Open Whisper did the actual message algorithm, and I understand it’s open source. It could be copying your messages at the endpoint, I guess, but nobody has caught it doing that on wireshark to date.
I do trust Open Whisper and their open source project as well. I also trust Meta to do everything possible to collect even the slightest bit of data possible. Plus as Whatsapp is completely proprietary we don’t know how the solution from Open Whisper was integrated. Why not open source it like Signal does?
actually encrypted
Last time I checked (which has been a while admittedly) they used their central server for key exchange, meaning the whole encryption is compromised.

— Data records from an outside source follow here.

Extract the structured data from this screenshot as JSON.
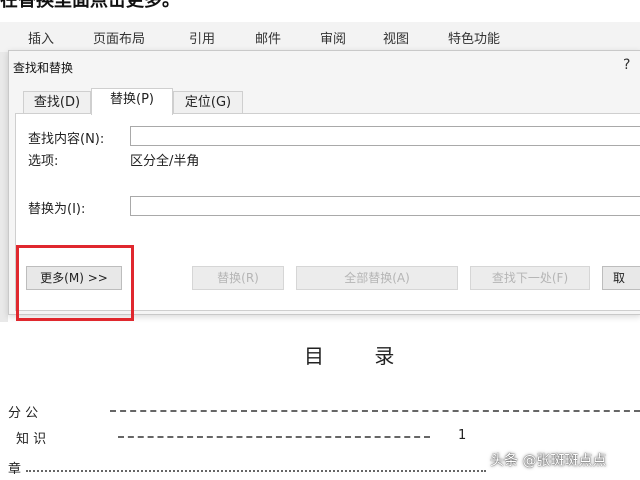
{
  "top_caption": "在替换里面点击更多。",
  "ribbon": {
    "tabs": [
      "插入",
      "页面布局",
      "引用",
      "邮件",
      "审阅",
      "视图",
      "特色功能"
    ]
  },
  "dialog": {
    "title": "查找和替换",
    "help": "?",
    "tabs": [
      {
        "label": "查找(D)",
        "active": false
      },
      {
        "label": "替换(P)",
        "active": true
      },
      {
        "label": "定位(G)",
        "active": false
      }
    ],
    "find_label": "查找内容(N):",
    "find_value": "",
    "options_label": "选项:",
    "options_value": "区分全/半角",
    "replace_label": "替换为(I):",
    "replace_value": "",
    "buttons": {
      "more": "更多(M) >>",
      "replace": "替换(R)",
      "replace_all": "全部替换(A)",
      "find_next": "查找下一处(F)",
      "cancel": "取"
    }
  },
  "document": {
    "toc_title": "目 录",
    "lines": [
      {
        "label": "分 公",
        "page": ""
      },
      {
        "label": "知 识",
        "page": "1"
      },
      {
        "label": "章",
        "page": ""
      }
    ]
  },
  "watermark": "头条 @张斑斑点点",
  "colors": {
    "highlight": "#e0282e"
  }
}
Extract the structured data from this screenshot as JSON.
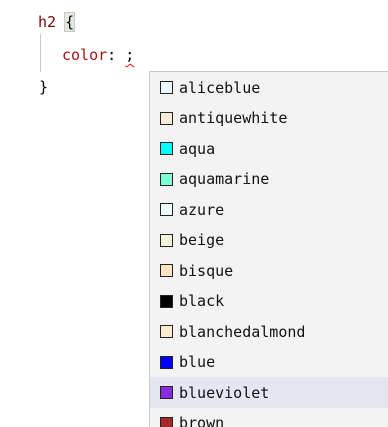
{
  "editor": {
    "line1": {
      "selector": "h2",
      "brace": "{"
    },
    "line2": {
      "property": "color",
      "colon": ": ",
      "value": ";"
    },
    "line3": {
      "brace": "}"
    }
  },
  "suggestions": {
    "items": [
      {
        "label": "aliceblue",
        "color": "#f0f8ff"
      },
      {
        "label": "antiquewhite",
        "color": "#faebd7"
      },
      {
        "label": "aqua",
        "color": "#00ffff"
      },
      {
        "label": "aquamarine",
        "color": "#7fffd4"
      },
      {
        "label": "azure",
        "color": "#f0ffff"
      },
      {
        "label": "beige",
        "color": "#f5f5dc"
      },
      {
        "label": "bisque",
        "color": "#ffe4c4"
      },
      {
        "label": "black",
        "color": "#000000"
      },
      {
        "label": "blanchedalmond",
        "color": "#ffebcd"
      },
      {
        "label": "blue",
        "color": "#0000ff"
      },
      {
        "label": "blueviolet",
        "color": "#8a2be2",
        "selected": true
      },
      {
        "label": "brown",
        "color": "#a52a2a"
      }
    ]
  }
}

I know it was bullshit when it first launched, but they completely rebuilt the message protocol later on. Shit, now you’ve got me worried, time to do research.
Edit: Nah, it looks like it uses a perfectly valid key exchange algorithm. Maybe it goes via a WhatsApp server, but you shouldn’t care because the algorithm is interception-proof.
Last I read, you can’t use WhatsApp without sharing your contacts. This helps Meta build its shadow profiles and keep tabs on folks not even using it. The metadata is also often just as valuable as the actual contents.
But eventually the “you’re the product” instance will dawn on ya.
Last I read, you can’t use WhatsApp without sharing your contacts. This helps Meta build its shadow profiles and keep tabs on folks not even using it. The metadata is also often just as valuable as the actual contents.
That’s correct. When I use it (family is on it and it beats no encryption) I sandbox it, that’s part of the app being terrible.
Fuck anything created by Facebook. It wouldn’t surprise me if the EFF released an announcement today saying that Facebook always had a master encryption key and have hard records of every conversation ever had on WhatsApp. Actually, I’d be willing to bet real money that is the case, if there was any way to actually resolve that bet.
It wouldn’t surprise me if the EFF released an announcement today saying that Facebook always had a master encryption key and have hard records of every conversation ever had on WhatsApp.
Literally not possible, from what I’ve read of the scheme involved. I haven’t looked over it myself but I trust Open Whisper.